Sands of Time Prove Jake’s Princeliness

Prince of Persia premiered this weekend nationwide, already carrying the weight of expectations that go far beyond the film itself. Word on the street is that Disney hopes Prince of Persia will blow audiences away, making it the next money-maker ala the Pirates of the Caribbean franchise. And while Prince of Persia is a fun film and certainly acted much better than the Pirate films (Mr. Depp’s part excluded), it’s hard to believe that it will ever parallel the Pirates in success.

It’s not that it isn’t entertaining. It is in fact highly entertaining. Its set designs and visual effects are stunning. Yes, it’s a Disneyfied depiction of what Persia might have looked like at different times blended into one time period that is thus impossible to decipher (and god only knows what the point of the jumbled religious terms used in the movie were), but it is richly vivid in detail and the score blends seamlessly throughout, driving the action and making you feel as if you are part of it.

The plot line suffers from the typical blown out of proportion action scenes and over-used now-who-done-it plot twists. You know the kind of cheap tricks that only work in stories in which characters are seriously under-developed leaving their motives open to crafty switch-a-roos. In a movie where a unremarkable twist happens every few minutes it becomes difficult to care. Just wait ten minutes and another twist will bring you right back to where you were and (SPOILER_ALERT! The bad guy is the one who LOOKS JUST LIKE a bad guy, crafty eye-brows and all!)

Action movie audiences don’t typically care about things such as characterization or the uncomfortable and often patronizing appearance of forced dialogue. Prince of Persia delivers what the typical movie-goer wants in a summer action film with just enough twist of fantasy and adventure to make it a sure favorite with audiences this summer.
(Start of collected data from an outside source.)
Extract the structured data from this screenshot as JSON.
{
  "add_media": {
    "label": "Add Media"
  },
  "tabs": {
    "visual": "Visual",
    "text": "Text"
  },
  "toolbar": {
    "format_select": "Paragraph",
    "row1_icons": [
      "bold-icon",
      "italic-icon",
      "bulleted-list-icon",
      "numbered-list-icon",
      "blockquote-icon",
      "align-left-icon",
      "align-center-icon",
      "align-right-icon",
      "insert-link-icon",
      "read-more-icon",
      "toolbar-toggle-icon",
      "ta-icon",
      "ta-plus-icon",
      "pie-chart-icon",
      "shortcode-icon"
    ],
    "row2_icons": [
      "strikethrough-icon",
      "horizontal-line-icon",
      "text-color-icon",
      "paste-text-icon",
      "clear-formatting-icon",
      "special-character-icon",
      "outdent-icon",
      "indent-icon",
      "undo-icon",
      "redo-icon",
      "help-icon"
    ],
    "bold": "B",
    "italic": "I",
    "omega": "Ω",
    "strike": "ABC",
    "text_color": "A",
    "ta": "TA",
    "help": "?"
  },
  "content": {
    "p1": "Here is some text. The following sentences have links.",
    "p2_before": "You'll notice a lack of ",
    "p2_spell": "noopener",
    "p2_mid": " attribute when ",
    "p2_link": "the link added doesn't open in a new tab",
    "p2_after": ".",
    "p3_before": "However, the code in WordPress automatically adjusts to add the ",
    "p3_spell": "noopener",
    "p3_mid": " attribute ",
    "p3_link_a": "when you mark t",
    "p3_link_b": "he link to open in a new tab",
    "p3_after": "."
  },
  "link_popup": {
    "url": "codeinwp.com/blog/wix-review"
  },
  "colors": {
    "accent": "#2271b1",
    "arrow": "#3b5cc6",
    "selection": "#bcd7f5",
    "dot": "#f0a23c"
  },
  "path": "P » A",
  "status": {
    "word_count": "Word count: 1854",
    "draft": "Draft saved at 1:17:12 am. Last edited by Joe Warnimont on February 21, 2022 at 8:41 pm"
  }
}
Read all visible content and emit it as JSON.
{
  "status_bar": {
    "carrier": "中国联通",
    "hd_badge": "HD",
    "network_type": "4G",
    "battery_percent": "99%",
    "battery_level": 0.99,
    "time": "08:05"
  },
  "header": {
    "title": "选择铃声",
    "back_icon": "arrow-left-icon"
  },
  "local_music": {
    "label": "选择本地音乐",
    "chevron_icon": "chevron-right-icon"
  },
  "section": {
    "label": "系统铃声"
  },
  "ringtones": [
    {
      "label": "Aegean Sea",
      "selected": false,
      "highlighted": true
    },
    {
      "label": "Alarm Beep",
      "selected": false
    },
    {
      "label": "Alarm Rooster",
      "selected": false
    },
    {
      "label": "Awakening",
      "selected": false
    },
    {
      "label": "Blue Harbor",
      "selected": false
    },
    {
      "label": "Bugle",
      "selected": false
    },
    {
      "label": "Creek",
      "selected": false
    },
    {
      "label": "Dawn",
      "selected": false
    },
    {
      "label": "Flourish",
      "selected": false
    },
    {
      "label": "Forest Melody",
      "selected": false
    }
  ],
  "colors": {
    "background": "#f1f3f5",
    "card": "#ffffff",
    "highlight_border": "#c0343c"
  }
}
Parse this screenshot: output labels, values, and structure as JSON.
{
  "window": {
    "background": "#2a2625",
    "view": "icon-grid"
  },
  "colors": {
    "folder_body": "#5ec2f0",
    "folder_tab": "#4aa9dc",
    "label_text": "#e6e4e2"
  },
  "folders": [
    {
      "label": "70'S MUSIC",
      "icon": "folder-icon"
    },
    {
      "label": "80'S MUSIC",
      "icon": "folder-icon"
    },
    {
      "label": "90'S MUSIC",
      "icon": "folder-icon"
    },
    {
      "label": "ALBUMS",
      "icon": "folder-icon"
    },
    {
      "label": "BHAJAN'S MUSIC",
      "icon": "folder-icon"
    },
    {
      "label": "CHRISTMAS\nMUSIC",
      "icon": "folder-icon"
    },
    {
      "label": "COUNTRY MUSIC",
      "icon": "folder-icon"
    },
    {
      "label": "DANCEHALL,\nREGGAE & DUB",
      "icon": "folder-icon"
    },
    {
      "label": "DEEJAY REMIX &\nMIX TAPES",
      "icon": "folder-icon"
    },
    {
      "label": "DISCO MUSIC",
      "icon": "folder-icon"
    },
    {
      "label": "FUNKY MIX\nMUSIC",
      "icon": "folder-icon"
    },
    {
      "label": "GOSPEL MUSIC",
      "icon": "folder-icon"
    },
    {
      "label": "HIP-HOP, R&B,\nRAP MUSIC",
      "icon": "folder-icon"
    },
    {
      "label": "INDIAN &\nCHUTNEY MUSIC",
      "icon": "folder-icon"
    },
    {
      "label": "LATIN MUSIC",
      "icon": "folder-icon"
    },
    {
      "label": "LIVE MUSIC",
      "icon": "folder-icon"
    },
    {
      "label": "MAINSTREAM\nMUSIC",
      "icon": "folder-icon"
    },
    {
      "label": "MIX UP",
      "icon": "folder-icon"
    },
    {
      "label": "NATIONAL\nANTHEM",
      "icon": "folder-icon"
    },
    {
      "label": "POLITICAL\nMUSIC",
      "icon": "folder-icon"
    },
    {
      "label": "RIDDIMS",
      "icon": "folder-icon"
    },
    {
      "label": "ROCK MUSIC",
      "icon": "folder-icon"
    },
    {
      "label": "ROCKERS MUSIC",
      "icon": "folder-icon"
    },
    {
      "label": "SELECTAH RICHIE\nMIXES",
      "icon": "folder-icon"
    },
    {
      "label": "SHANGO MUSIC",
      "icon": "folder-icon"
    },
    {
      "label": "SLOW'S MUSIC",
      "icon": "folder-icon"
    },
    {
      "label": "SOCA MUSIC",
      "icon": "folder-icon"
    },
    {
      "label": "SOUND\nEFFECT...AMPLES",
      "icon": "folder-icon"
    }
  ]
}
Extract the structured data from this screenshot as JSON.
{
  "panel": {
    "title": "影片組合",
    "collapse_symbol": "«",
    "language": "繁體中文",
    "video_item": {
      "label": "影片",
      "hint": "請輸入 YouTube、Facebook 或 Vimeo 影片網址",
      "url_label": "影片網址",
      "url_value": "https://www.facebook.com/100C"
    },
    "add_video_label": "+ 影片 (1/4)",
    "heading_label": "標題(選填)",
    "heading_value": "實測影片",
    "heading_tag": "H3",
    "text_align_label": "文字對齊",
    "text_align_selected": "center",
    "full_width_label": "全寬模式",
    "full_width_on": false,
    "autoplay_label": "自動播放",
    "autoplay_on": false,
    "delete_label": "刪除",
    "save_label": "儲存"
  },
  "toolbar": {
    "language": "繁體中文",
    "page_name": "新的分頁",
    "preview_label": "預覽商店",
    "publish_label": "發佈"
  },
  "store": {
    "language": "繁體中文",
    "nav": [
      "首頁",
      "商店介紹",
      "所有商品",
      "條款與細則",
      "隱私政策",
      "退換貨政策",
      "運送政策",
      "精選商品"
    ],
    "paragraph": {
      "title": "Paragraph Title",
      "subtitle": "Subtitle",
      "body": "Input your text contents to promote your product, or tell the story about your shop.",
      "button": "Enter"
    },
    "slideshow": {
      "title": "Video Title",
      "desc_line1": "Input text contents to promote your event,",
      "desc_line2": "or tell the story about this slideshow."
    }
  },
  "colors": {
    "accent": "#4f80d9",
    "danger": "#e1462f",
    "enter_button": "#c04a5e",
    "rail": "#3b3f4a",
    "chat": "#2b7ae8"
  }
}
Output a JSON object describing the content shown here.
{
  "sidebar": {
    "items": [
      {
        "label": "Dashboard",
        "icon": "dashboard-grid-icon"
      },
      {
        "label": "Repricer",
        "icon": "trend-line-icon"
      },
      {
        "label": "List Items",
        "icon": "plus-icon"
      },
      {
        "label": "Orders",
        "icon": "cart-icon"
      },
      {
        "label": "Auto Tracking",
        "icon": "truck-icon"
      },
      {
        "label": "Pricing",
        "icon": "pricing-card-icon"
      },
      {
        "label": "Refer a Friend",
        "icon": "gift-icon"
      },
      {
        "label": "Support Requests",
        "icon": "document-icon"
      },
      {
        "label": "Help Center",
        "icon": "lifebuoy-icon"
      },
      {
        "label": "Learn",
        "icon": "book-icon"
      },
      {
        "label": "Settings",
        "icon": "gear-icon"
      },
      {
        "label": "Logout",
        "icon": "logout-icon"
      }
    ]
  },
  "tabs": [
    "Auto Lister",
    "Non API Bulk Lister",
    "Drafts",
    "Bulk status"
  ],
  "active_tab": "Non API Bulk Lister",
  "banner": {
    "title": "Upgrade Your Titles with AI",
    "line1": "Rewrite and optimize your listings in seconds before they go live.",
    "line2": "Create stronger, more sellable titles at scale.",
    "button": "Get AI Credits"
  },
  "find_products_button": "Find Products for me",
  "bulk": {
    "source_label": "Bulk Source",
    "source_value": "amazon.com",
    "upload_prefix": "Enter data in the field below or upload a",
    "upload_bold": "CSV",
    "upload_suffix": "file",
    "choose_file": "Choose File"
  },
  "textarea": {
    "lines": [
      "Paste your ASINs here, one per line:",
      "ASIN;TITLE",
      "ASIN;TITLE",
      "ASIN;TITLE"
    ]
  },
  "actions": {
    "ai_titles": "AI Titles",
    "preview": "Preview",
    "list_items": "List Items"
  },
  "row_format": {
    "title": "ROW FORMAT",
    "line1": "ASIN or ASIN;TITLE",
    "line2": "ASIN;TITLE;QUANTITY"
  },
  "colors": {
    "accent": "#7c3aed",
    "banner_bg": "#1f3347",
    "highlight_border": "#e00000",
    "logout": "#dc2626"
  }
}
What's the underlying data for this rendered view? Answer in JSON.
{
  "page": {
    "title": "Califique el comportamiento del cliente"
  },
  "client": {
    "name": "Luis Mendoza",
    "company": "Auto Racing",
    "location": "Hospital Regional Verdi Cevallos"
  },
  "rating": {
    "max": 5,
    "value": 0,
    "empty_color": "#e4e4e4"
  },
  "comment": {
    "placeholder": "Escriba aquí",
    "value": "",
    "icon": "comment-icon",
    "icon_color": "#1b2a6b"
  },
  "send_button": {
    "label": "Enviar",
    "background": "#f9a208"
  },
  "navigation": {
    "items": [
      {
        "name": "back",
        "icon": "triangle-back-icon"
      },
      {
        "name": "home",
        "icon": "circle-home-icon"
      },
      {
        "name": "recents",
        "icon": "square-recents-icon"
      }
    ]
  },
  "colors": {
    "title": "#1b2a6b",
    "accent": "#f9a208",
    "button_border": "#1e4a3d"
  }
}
It’s not a movie that will get you thinking, but it will entertain you for roughly two hours in good clean fun.

That said, there is one thing about Prince of Persia that makes it noteworthy, and that is the emergence of Jake Gyllenhaal as a bonafide fantasy/action hero. Gyllenhaal shines as the ragamuffin turned prince who is called to start out on a hero’s journey after the tragic murder of a loved one.

There is nothing awkward about Gyllenhaal’s transformation into a kohl-eyed, sword-wielding, muscled champion fighting alongside the inhumanly beautiful Gemma Arterton. If these two had kids they wouldn’t need to worry about a stupid time-altering dagger full of creepy magic sand. They could rule through good-looks alone. And the great thing about Jake’s version of the action-hero is that there is something essentially real in Price Dasten that makes you actually care what happens to him.

I guess this is what happens when men who can actually ACT take on roles as action-heros. Perhaps Prince of Persia will herald in a new era in which action films are more than mere action. One in which the characters aren’t just muscular guys with a stash of punchy, yet stupid one-liners on deck ready to hand out after each explosion.

While this probably will not be the case (and that’s a good thing since I’d rather the great actors stick to the great scripts) it’s nice to dream now and then. And it’s nice to see a guy like Gyllenhaal show enough range to break our hearts as a love-sick cowboy longing in vain after the only man he’s ever loved, and then to entertain us as a stalwart Persian prince battling forces of inhumane evil to save the girl and the kingdom.